In questo periodo sto fumando tantissimo. E’ una sigaretta dietro l’altra. E come in questa poesia di Magrelli, mi illudo di attraversare una parete di fumo e trovarmi in un nuovo stato delle cose. Dove ci sia di nuovo serenità, il dolore si attenui e possa guardare avanti con un poco di speranza. Ma le scelte sbagliate si pagano, anche se fondate su informazioni incomplete, su fiducie malriposte e sull’ossessione di volere una cosa a tutti i costi perchè su quella mano si è scommesso tutto. Forse non era il momento giusto, forse era un pò prima o un pò dopo, ma non ora. Sai che magra consolazione mi viene da dire. Ma la vita è anche questo, sbagliare e  ricominciare più forti di prima, se mai si riesca a rialzarsi.
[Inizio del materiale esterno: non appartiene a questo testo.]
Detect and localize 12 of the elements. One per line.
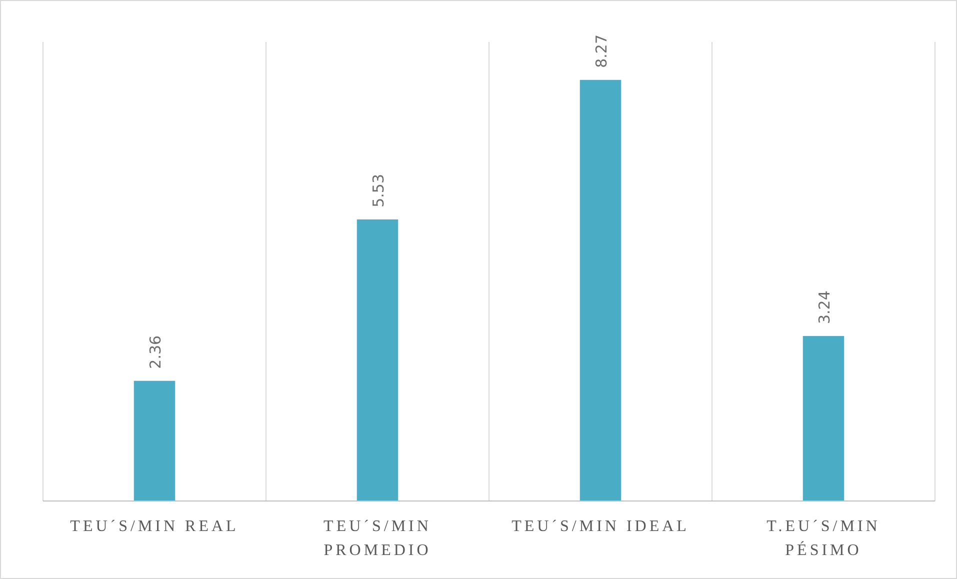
data-label: 2.36 <box>146 335 164 369</box>
x-tick-label: TEU´S/MIN PROMEDIO <box>324 518 432 559</box>
bar <box>356 219 398 501</box>
x-tick-label: T.EU´S/MIN PÉSIMO <box>766 518 880 559</box>
data-label: 8.27 <box>592 34 610 68</box>
bar <box>802 336 844 501</box>
bar <box>134 380 176 501</box>
x-tick-label: TEU´S/MIN REAL <box>70 518 239 535</box>
data-label: 5.53 <box>370 174 388 208</box>
data-label: 3.24 <box>816 290 834 324</box>
x-tick-label: TEU´S/MIN IDEAL <box>512 518 690 535</box>
bar <box>580 80 622 501</box>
Che tradotto significa fidarsi di nuovo e aprire il proprio cuore a nuove esperienze.

Scrivo mentre ascolto Blonde on Blonde rigorosamente in vinile. La musica non tradisce mai, c’è sempre a porre il sigillo del ricordo.

Non è più dato

Non è più dato. Il pianto che si trasformava
in un ridere impazzito, le notti passate
correndo in Via Crescenzago, inseguendo il neon
di un’edicola. Non è più dato. Non è più nostro
il batticuore di aspettare mezzanotte, aspettarla
finché mezzanotte entra nel suo vero tumulto,
nella frenesia di tutte le ore, di tutte le ore.
Non è più dato. Uno solo è il tempo, una sola
la morte, poche le ossessioni, poche
le notti d’amore, pochi i baci, poche le strade
che portano fuori di noi, poche le poesie.